California Supreme Court Clarifies Standards for Class Certification of Independent Contract Class Actions
On Monday, the California Supreme Court issued yet another decision on class certification; this time in an action challenging the independent contractor (“IC”) classification of a proposed class of Antelope Valley News newspaper deliverers, Ayala v. Antelope Valley Newspapers, Inc. Although much of the case addresses the proper standards for evaluation whether a person is an IC or employee, the California Supreme Court further clarified the proper procedures for a trial court considering class certification and did so in a way that should lead either to depublication or reversal of the awful Hall v. Rite-Aid decision I blogged about last month.
Antelope Valley Newspapers (“AVN”) entered into one of two form contracts with individuals who delivered newspapers. The agreements purported to create an IC relationship, which meant that AVN did not formally provide meal and rest periods, did not reimburse expenses, did not pay overtime, and did not follow the other California regulations that apply only to employees. A group of newspaper deliverers filed a class action, asserting that they were all misclassified as independent contractors, and were entitled to damages and penalties for AVN’s failure to treat them as employees.
The trial court denied class certification, finding predominant individualized issues as to the level of control the newspaper company asserted over different putative class members. It also found variation in the so-called “secondary” factors that courts are supposed to examine in determining whether a work relationship is an employment or independent contractor relationship (e.g., whether the employee provides his own tools, works with multiple companies, or has some kind of notable expertise).
The court of appeal reversed the denial of certification in part. It found that, on the central issue of independent contractor status, the predominant question was the right to control the newspaper had under the IC contract as opposed to the actual control AVN exercised with respect to different deliverers. While the latter varied, the right to control was determined from the two commonly used independent contractor agreements. The court of appeal agreed, however, that individualized issues predominated as to overtime, meal and rest claims, so certification was denied on those particular claims. AVN sought review.

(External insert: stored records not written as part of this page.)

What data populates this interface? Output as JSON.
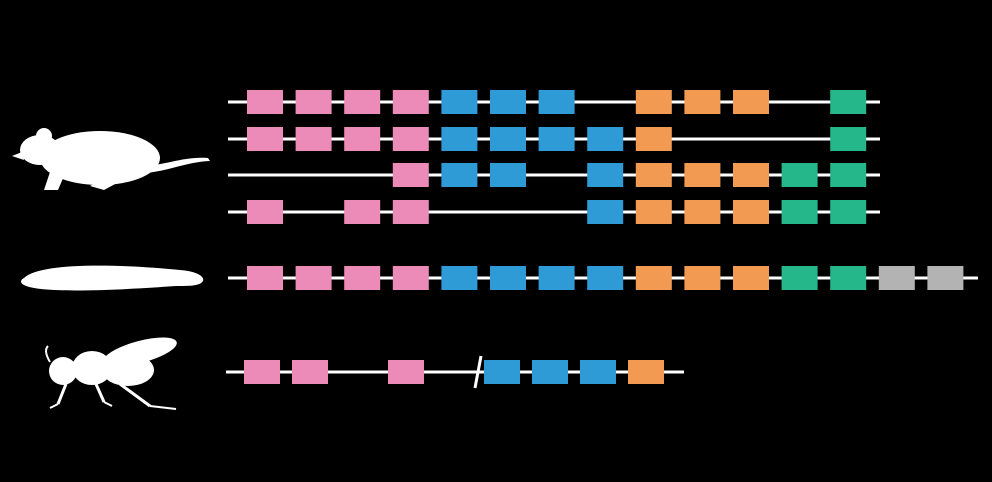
{
  "colors": {
    "background": "#000000",
    "line": "#ffffff",
    "pink": "#ec8ab8",
    "blue": "#2e9bd6",
    "orange": "#f39a52",
    "green": "#25b78a",
    "gray": "#b3b3b3"
  },
  "organisms": [
    {
      "name": "mouse-silhouette",
      "icon": "mouse-icon"
    },
    {
      "name": "lamprey-silhouette",
      "icon": "lamprey-icon"
    },
    {
      "name": "fly-silhouette",
      "icon": "fly-icon"
    }
  ],
  "clusters": [
    {
      "organism": "mouse",
      "genes": [
        "pink",
        "pink",
        "pink",
        "pink",
        "blue",
        "blue",
        "blue",
        null,
        "orange",
        "orange",
        "orange",
        null,
        "green"
      ]
    },
    {
      "organism": "mouse",
      "genes": [
        "pink",
        "pink",
        "pink",
        "pink",
        "blue",
        "blue",
        "blue",
        "blue",
        "orange",
        null,
        null,
        null,
        "green"
      ]
    },
    {
      "organism": "mouse",
      "genes": [
        null,
        null,
        null,
        "pink",
        "blue",
        "blue",
        null,
        "blue",
        "orange",
        "orange",
        "orange",
        "green",
        "green"
      ]
    },
    {
      "organism": "mouse",
      "genes": [
        "pink",
        null,
        "pink",
        "pink",
        null,
        null,
        null,
        "blue",
        "orange",
        "orange",
        "orange",
        "green",
        "green"
      ]
    },
    {
      "organism": "lamprey",
      "genes": [
        "pink",
        "pink",
        "pink",
        "pink",
        "blue",
        "blue",
        "blue",
        "blue",
        "orange",
        "orange",
        "orange",
        "green",
        "green",
        "gray",
        "gray"
      ]
    },
    {
      "organism": "fly",
      "genes": [
        "pink",
        "pink",
        null,
        "pink",
        null,
        "blue",
        "blue",
        "blue",
        "orange"
      ],
      "break_after_index": 5
    }
  ]
}
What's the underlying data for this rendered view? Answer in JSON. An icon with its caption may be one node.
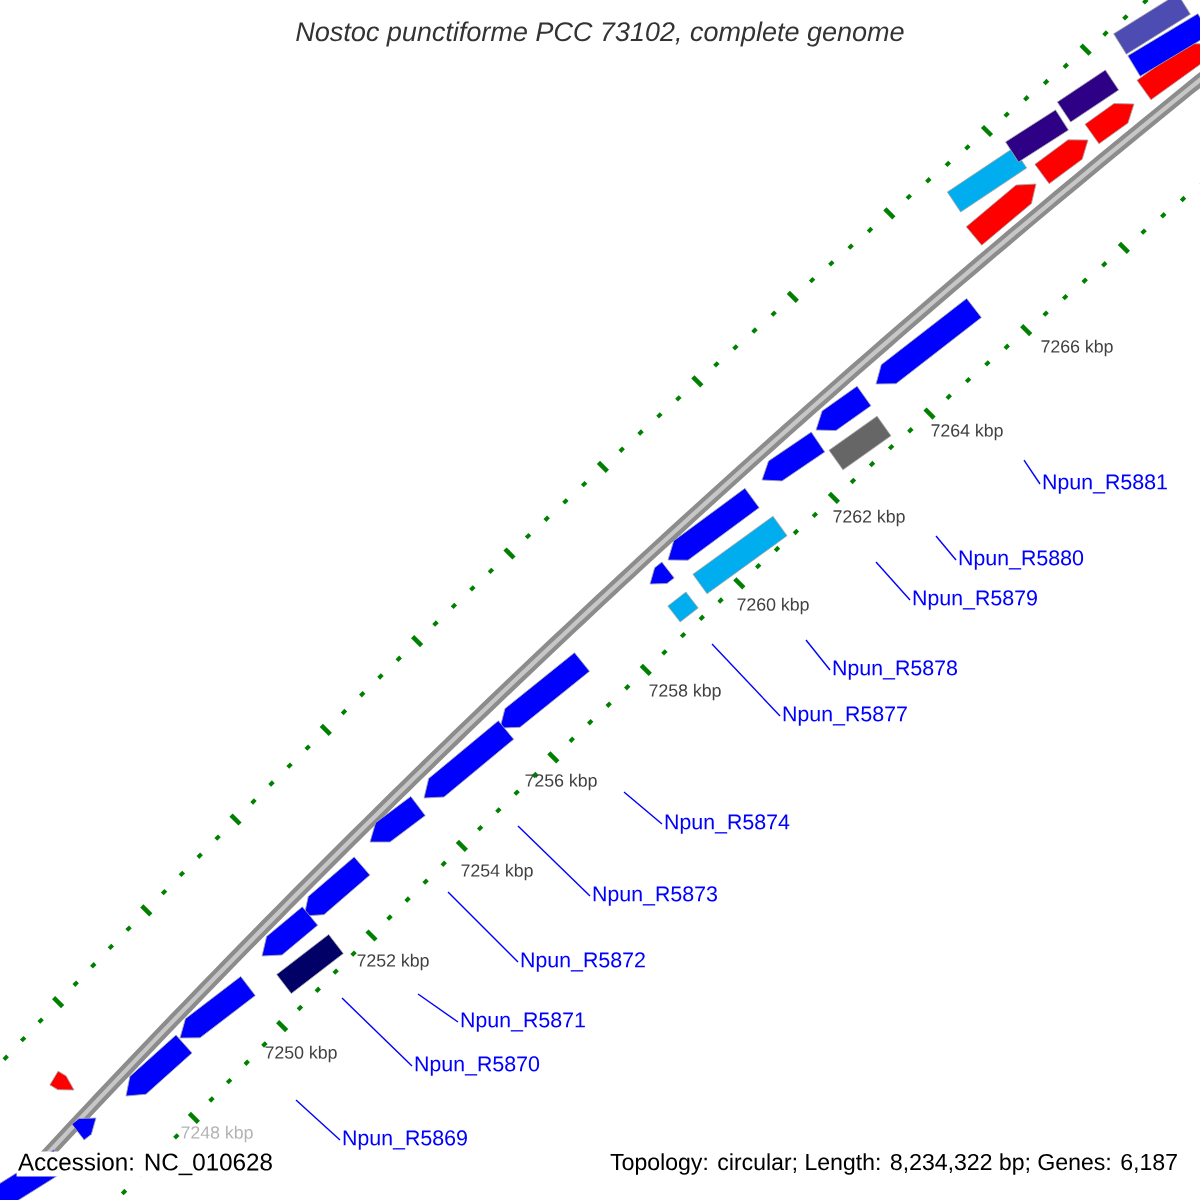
{
  "diagram": {
    "title": "Nostoc punctiforme PCC 73102, complete genome",
    "nodes": [
      {
        "text": [
          "Npun_R5881"
        ]
      },
      {
        "text": [
          "Npun_R5880"
        ]
      },
      {
        "text": [
          "Npun_R5879"
        ]
      },
      {
        "text": [
          "Npun_R5878"
        ]
      },
      {
        "text": [
          "Npun_R5877"
        ]
      },
      {
        "text": [
          "Npun_R5874"
        ]
      },
      {
        "text": [
          "Npun_R5873"
        ]
      },
      {
        "text": [
          "Npun_R5872"
        ]
      },
      {
        "text": [
          "Npun_R5871"
        ]
      },
      {
        "text": [
          "Npun_R5870"
        ]
      },
      {
        "text": [
          "Npun_R5869"
        ]
      }
    ],
    "edges": [
      {
        "from": 0,
        "to": null,
        "arrow": "none"
      },
      {
        "from": 1,
        "to": null,
        "arrow": "none"
      },
      {
        "from": 2,
        "to": null,
        "arrow": "none"
      },
      {
        "from": 3,
        "to": null,
        "arrow": "none"
      },
      {
        "from": 4,
        "to": null,
        "arrow": "none"
      },
      {
        "from": 5,
        "to": null,
        "arrow": "none"
      },
      {
        "from": 6,
        "to": null,
        "arrow": "none"
      },
      {
        "from": 7,
        "to": null,
        "arrow": "none"
      },
      {
        "from": 8,
        "to": null,
        "arrow": "none"
      },
      {
        "from": 9,
        "to": null,
        "arrow": "none"
      },
      {
        "from": 10,
        "to": null,
        "arrow": "none"
      }
    ],
    "labels": [
      "7266 kbp",
      "7264 kbp",
      "7262 kbp",
      "7260 kbp",
      "7258 kbp",
      "7256 kbp",
      "7254 kbp",
      "7252 kbp",
      "7250 kbp",
      "7248 kbp",
      "Accession: NC_010628",
      "Topology: circular; Length: 8,234,322 bp; Genes: 6,187"
    ]
  }
}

The California Supreme Court’s Decision
The California Supreme Court granted review and fully affirmed the Court of Appeal (including, apparently, its view that certification properly was denied on the meal, rest, and overtime claims — see pages 3-4). Its main holding was that the trial court needed to consider class certification anew because the proper question to decide that the trial court had not decided was whether AVN’s right to control the deliverers could be determined based on the content of the written independent contractor agreement (or other collective proof). In other words, if the right to control was the same across the class, it was proper to certify the class, even if the actual amount of control exercised varied widely from one delivery person to another. Furthermore, the trial court did not need to actually decide whether the putative class members were or were not independent contractors at the certification stage, but rather should only determine whether the answer to that question would be common to the class. As for the secondary factors that bear on independent contractor status, the trial court needed to consider whether they were truly material to the final answer and should deny certification only if there was substantial variation in amaterial secondary factor. The Supreme Court seemed to indicate that most of the secondary factors are not material but it was somewhat vague as to which ones would be material. In any event, it provided the necessary framework for the trial court to use on remand.

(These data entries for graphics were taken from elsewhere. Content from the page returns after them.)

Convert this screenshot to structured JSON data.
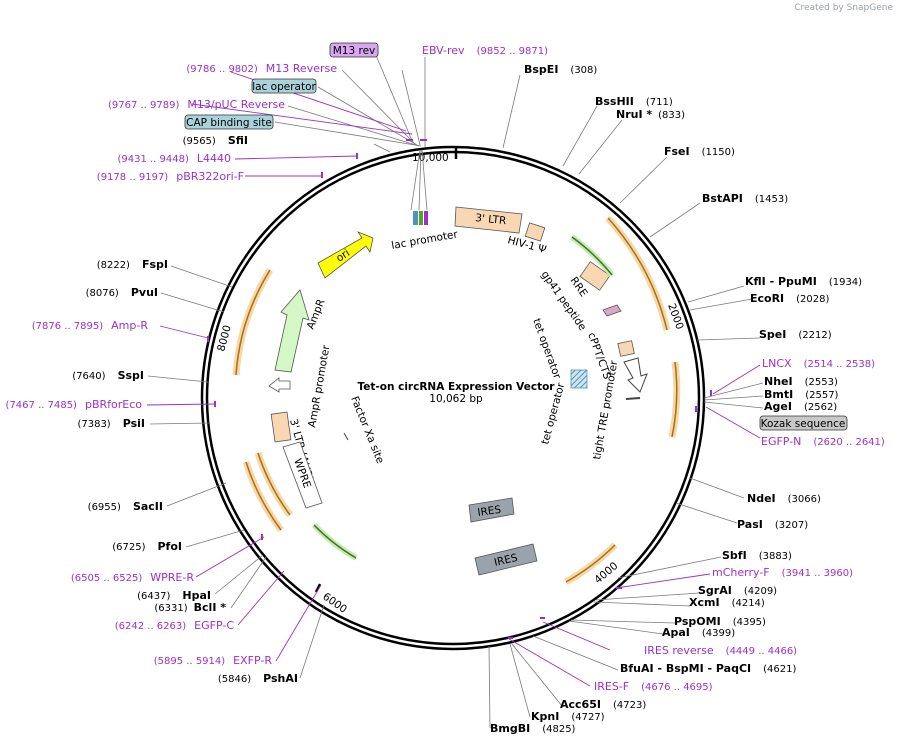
{
  "credit": "Created by SnapGene",
  "plasmid": {
    "name": "Tet-on circRNA Expression Vector",
    "length_label": "10,062 bp",
    "length": 10062
  },
  "tick_labels": [
    "10,000",
    "2000",
    "4000",
    "6000",
    "8000"
  ],
  "sites_right": [
    {
      "name": "BspEI",
      "pos": "(308)"
    },
    {
      "name": "BssHII",
      "pos": "(711)"
    },
    {
      "name": "NruI *",
      "pos": "(833)"
    },
    {
      "name": "FseI",
      "pos": "(1150)"
    },
    {
      "name": "BstAPI",
      "pos": "(1453)"
    },
    {
      "name": "KflI  - PpuMI",
      "pos": "(1934)"
    },
    {
      "name": "EcoRI",
      "pos": "(2028)"
    },
    {
      "name": "SpeI",
      "pos": "(2212)"
    },
    {
      "name": "NheI",
      "pos": "(2553)"
    },
    {
      "name": "BmtI",
      "pos": "(2557)"
    },
    {
      "name": "AgeI",
      "pos": "(2562)"
    },
    {
      "name": "NdeI",
      "pos": "(3066)"
    },
    {
      "name": "PasI",
      "pos": "(3207)"
    },
    {
      "name": "SbfI",
      "pos": "(3883)"
    },
    {
      "name": "SgrAI",
      "pos": "(4209)"
    },
    {
      "name": "XcmI",
      "pos": "(4214)"
    },
    {
      "name": "PspOMI",
      "pos": "(4395)"
    },
    {
      "name": "ApaI",
      "pos": "(4399)"
    },
    {
      "name": "BfuAI  - BspMI  - PaqCI",
      "pos": "(4621)"
    },
    {
      "name": "Acc65I",
      "pos": "(4723)"
    },
    {
      "name": "KpnI",
      "pos": "(4727)"
    },
    {
      "name": "BmgBI",
      "pos": "(4825)"
    }
  ],
  "sites_left": [
    {
      "name": "SfiI",
      "pos": "(9565)"
    },
    {
      "name": "FspI",
      "pos": "(8222)"
    },
    {
      "name": "PvuI",
      "pos": "(8076)"
    },
    {
      "name": "SspI",
      "pos": "(7640)"
    },
    {
      "name": "PsiI",
      "pos": "(7383)"
    },
    {
      "name": "SacII",
      "pos": "(6955)"
    },
    {
      "name": "PfoI",
      "pos": "(6725)"
    },
    {
      "name": "HpaI",
      "pos": "(6437)"
    },
    {
      "name": "BclI *",
      "pos": "(6331)"
    },
    {
      "name": "PshAI",
      "pos": "(5846)"
    }
  ],
  "primers_right": [
    {
      "name": "LNCX",
      "pos": "(2514 .. 2538)"
    },
    {
      "name": "EGFP-N",
      "pos": "(2620 .. 2641)"
    },
    {
      "name": "mCherry-F",
      "pos": "(3941 .. 3960)"
    },
    {
      "name": "IRES reverse",
      "pos": "(4449 .. 4466)"
    },
    {
      "name": "IRES-F",
      "pos": "(4676 .. 4695)"
    }
  ],
  "primers_top": [
    {
      "name": "EBV-rev",
      "pos": "(9852 .. 9871)"
    }
  ],
  "primers_left": [
    {
      "name": "M13 Reverse",
      "pos": "(9786 .. 9802)"
    },
    {
      "name": "M13/pUC Reverse",
      "pos": "(9767 .. 9789)"
    },
    {
      "name": "L4440",
      "pos": "(9431 .. 9448)"
    },
    {
      "name": "pBR322ori-F",
      "pos": "(9178 .. 9197)"
    },
    {
      "name": "Amp-R",
      "pos": "(7876 .. 7895)"
    },
    {
      "name": "pBRforEco",
      "pos": "(7467 .. 7485)"
    },
    {
      "name": "WPRE-R",
      "pos": "(6505 .. 6525)"
    },
    {
      "name": "EGFP-C",
      "pos": "(6242 .. 6263)"
    },
    {
      "name": "EXFP-R",
      "pos": "(5895 .. 5914)"
    }
  ],
  "boxed_labels": [
    {
      "name": "M13 rev",
      "color": "#d9a6ef"
    },
    {
      "name": "lac operator",
      "color": "#a9d2da"
    },
    {
      "name": "CAP binding site",
      "color": "#a9d2da"
    },
    {
      "name": "Kozak sequence",
      "color": "#c8c8c8"
    }
  ],
  "features": {
    "ori": "ori",
    "ltr3": "3' LTR",
    "hiv_psi": "HIV-1 Ψ",
    "rre": "RRE",
    "gp41": "gp41 peptide",
    "cppt": "cPPT/CTS",
    "tet_op1": "tet operator",
    "tet_op2": "tet operator",
    "tight_tre": "tight TRE promoter",
    "ires1": "IRES",
    "ires2": "IRES",
    "lac_promoter": "lac promoter",
    "ampr": "AmpR",
    "ampr_promoter": "AmpR promoter",
    "ltr3_dU3": "3' LTR (ΔU3)",
    "wpre": "WPRE",
    "factor_xa": "Factor Xa site"
  },
  "colors": {
    "ori": "#ffff00",
    "ltr": "#f9d7b3",
    "ampr": "#d5f7c6",
    "ires": "#9aa3ab",
    "orf_orange": "#f2a93b",
    "orf_green": "#5aa02c",
    "primer": "#9b30c9",
    "tet_op": "#4e96b8"
  }
}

It is notable that the California Supreme Court did not simply order class certification. Rather, it sent the case back to the trial court to reconsider certification using the proper standards: “[T]he preferred course is to remand for the trial court to reconsider class certification under the correct legal standards.” (p. 16). Many appellate courts ignore this rule and simply certify classes when they find that the lower court did not follow the law in granting class certification.
Separate from that central holding, the California Supreme Court reaffirmed that it can be proper—and even necessary—for the trial court to consider merits issues at certification. Its discussion is wholly consistent with my criticism of the Hall v. Rite Aid suitable seating decision from last month, in which the court of appeal had held that where the parties have competing arguments as to the proper elements of the legal claim at issue, the trial court must accept the plaintiffs as correct. In Ayala, the California Supremes reiterated that the trial court has to consider the merits to determine what the actual elements are of the claim at issue at least to determine whether those elements could be manageably resolved using collective proof. To quote Justice Werdegar:
“The extent of Antelope Valley‘s legal right of control is a point of considerable dispute; indeed, it is likely the crux of the case‘s merits. To address such an issue on a motion for class certification is not necessarily erroneous. We recently reaffirmed that a court deciding a certification motion can resolve legal or factual disputes: To the extent the propriety of certification depends upon disputed threshold legal or factual questions, a court may, and indeed must, resolve them. But we cautioned that such an inquiry generally should occur only when necessary. The key to deciding whether a merits resolution is permitted, then, is whether certification depends upon the disputed issue.” (internal citations omitted)
In Hall, the court changed that standard of “resolve merits when necessary” to one of “resolve merits only in (undefined) extraordinary circumstances.” In reality, if the defendant is right as to the elements of the claim, and using the proper elements the case is not manageable as a class action, then the trial court should deny certification. Hopefully, this will lead to depublication or reversal of the erroneous Hall decision.